Wednesday, July 5, 2023

NCCPR news and commentary round-up, week ending July 5, 2023

● After more than a year of digging and 100 public records requests Reveal from the Center for Investigative Reporting and The New York Times Magazine expose how a one-word change in a part of the federal Child Abuse Prevention and Treatment Act has wrought havoc in the lives of thousands of children and their families.  Contravening all the science and every major medical society with expertise in the area, the change has led to the confiscation of newborns at birth even when the only drug a mother was using was a legally-prescribed medication to counter the effects of opioids.  Indeed, it can endanger the fetus to suddenly stop using such medication when pregnant. 

But the story doesn’t stop there.  It also touches on the sham of “team decision-making,” the harm of forcing parents to pay part of the cost of children’s foster care (a payment that should properly be called “ransom”) and the evil of a practice known as “concurrent planning. 

In short, this story gets right everything The Boston Globe got wrong when it published a story that included some similar issues. 

● Think you already know about the enormous harm done by the vast unchecked power of so-called child abuse pediatricians? The Netflix documentary Take Care of Maya still has the power to shock.  Netflix has not released a trailer, only this clip:


Here’s an example of what can still shock: One expects the medical professionals to show contempt for Maya’s falsely-accused mother, but their texts and overheard conversations revealed the extent of their contempt for Maya – the child they supposedly were “saving.” 

I’m glad the documentary credits the outstanding work of Gannett reporter Daphne Chen, who, with Nicole Rodriguez,  broke the story and went on to do so much more excellent reporting on family policing. 

● After you watch Take Care of Maya, check out this suggested list of additional reading from Vanity Fair about not only the harm done by so-called “child abuse pediatricians” but the vast unchecked power of the family police in general. 

● When the family police agency in Massachusetts found that their determinations of “child abuse” and “neglect” were  overturned after a hearing half the time, guess what they did:

A. Fixed their process.

B. Invented a way to evade the hearings.

Of course you know the answer.  But you might want to read our blog post about it anyway. 
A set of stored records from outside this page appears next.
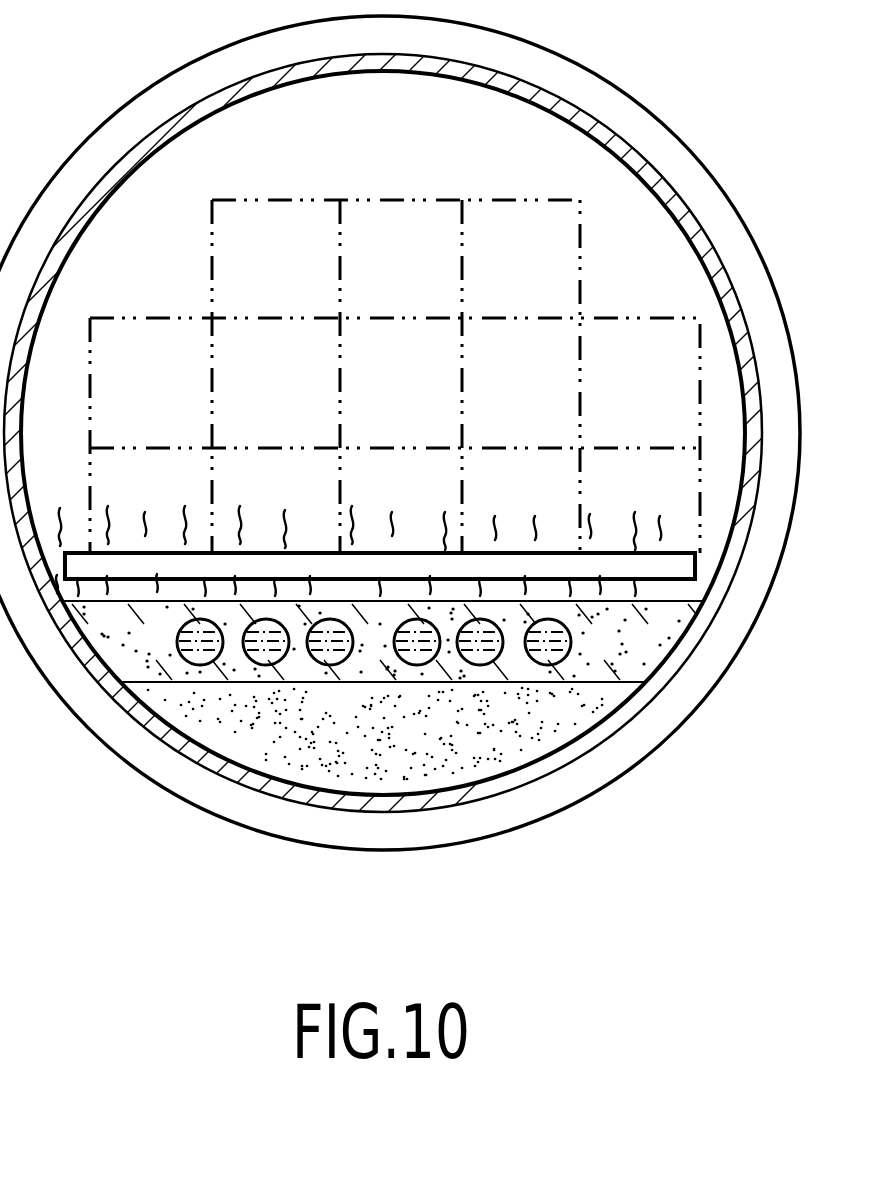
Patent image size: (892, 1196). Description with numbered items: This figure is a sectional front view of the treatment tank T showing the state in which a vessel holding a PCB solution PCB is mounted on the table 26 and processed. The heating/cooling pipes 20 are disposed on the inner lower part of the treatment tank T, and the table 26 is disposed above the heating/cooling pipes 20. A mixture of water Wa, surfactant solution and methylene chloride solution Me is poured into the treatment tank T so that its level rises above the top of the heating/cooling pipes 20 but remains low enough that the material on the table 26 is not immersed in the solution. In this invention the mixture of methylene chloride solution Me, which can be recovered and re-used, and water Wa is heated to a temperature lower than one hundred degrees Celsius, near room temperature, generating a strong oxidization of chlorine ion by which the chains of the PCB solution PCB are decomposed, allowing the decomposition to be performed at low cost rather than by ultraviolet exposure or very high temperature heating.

The treatment tank T is at (133, 153).
The PCB solution PCB is at (227, 273).
The table 26 is at (366, 565).
The water Wa is at (647, 642).
The heating/cooling pipes 20 is at (263, 652).
The methylene chloride solution Me is at (347, 748).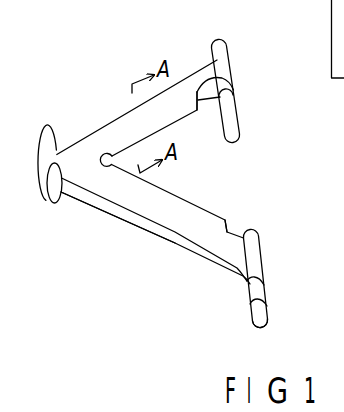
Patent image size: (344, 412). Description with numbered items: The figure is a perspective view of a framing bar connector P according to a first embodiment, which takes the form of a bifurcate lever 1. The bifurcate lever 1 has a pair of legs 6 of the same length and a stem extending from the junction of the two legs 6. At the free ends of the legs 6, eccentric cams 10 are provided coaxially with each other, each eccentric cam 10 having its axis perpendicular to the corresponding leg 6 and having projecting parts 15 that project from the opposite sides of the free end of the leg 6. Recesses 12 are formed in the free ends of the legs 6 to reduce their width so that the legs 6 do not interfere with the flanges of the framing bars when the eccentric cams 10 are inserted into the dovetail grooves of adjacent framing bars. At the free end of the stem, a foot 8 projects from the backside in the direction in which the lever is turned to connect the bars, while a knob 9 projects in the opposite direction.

The bifurcate lever 1 is at (117, 215).
The framing bar connector P is at (92, 132).
The legs 6 is at (117, 118).
The foot 8 is at (49, 204).
The knob 9 is at (46, 126).
The eccentric cams 10 is at (240, 105).
The recesses 12 is at (210, 105).
The projecting parts 15 is at (263, 319).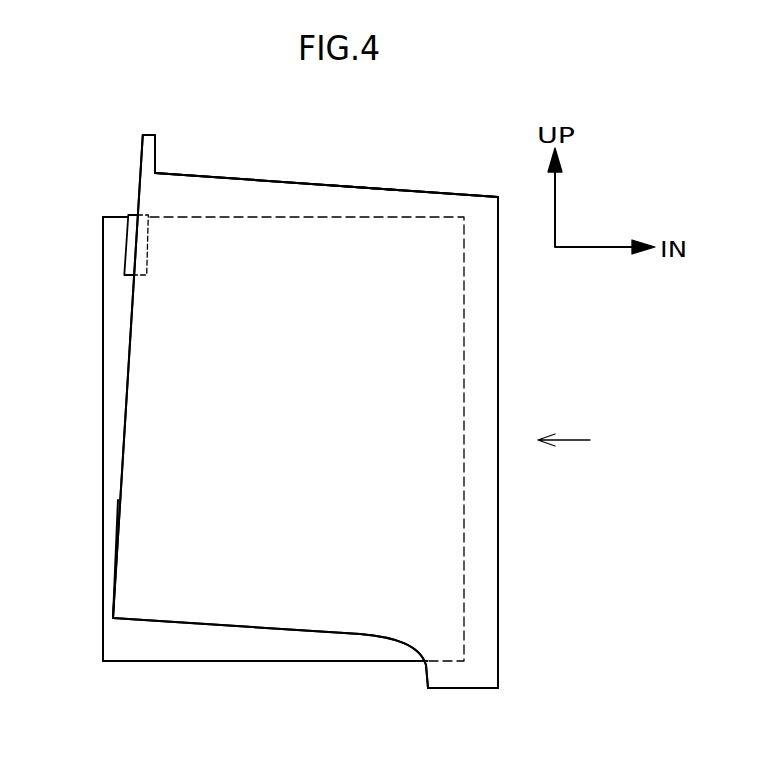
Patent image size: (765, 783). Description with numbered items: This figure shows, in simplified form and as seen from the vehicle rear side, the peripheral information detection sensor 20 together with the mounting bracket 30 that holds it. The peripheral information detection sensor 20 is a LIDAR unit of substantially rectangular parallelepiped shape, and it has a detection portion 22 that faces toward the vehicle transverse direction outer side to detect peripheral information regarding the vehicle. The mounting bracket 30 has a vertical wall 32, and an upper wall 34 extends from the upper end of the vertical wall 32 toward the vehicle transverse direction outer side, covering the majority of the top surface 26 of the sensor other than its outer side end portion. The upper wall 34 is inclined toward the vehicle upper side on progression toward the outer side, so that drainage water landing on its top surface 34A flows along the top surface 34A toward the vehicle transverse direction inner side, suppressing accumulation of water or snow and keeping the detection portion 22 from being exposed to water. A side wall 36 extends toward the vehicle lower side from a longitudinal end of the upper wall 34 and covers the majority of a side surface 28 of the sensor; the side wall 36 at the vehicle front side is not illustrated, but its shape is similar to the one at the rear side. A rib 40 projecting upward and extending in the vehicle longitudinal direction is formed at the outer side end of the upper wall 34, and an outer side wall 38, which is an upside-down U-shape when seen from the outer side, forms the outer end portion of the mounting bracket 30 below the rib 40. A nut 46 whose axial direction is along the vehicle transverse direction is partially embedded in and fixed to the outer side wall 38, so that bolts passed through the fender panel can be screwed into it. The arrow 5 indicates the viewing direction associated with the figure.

The viewing direction arrow 5 is at (570, 440).
The peripheral information detection sensor 20 is at (87, 655).
The detection portion 22 is at (103, 437).
The top surface 26 is at (210, 217).
The side surfaces 28 is at (220, 643).
The mounting bracket 30 is at (307, 159).
The vertical wall 32 is at (498, 517).
The upper wall 34 is at (254, 168).
The top surface 34A is at (343, 185).
The side wall 36 is at (165, 370).
The outer side wall 38 is at (112, 562).
The rib 40 is at (157, 147).
The nut 46 is at (125, 252).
● There have been plenty of news accounts about transgender children threatened with removal from their homes in certain states if their parents provide gender-affirming care.  Mostly, these stories have focused on white, middle-class families.  But sexual orientation, whether of a child or a parent, has made families a target of the family police for as long as there have been family police.  And, as Rewire News illustrates in this story, the threat is even greater if the family is not white or middle-class.  

In the Journal of Law and Policy, family defender Joshua Michtom explains why vigorous family advocacy in the courtroom is not enough – family defenders must explain to the general public the enormous harm done by this system.  He writes about what he tells new lawyers: 

Child protection trials are meant to provide just enough due process to legitimize a system that efficiently ratifies the decisions of the child protection agency.  These are not neutral proceedings of unknown outcome.  As trials go, they are a scam.  As a lawyer representing parents, you will be part of the scam … Certainly we must be skilled fixers, zealous advocates, and tireless litigators.  But if that is all we do we will be nothing more than collaborators enabling the system by lending it an undeserved veneer of due process … [P]arents’ lawyers must take on a moral and strategic duty to report the system’s abuses to the public.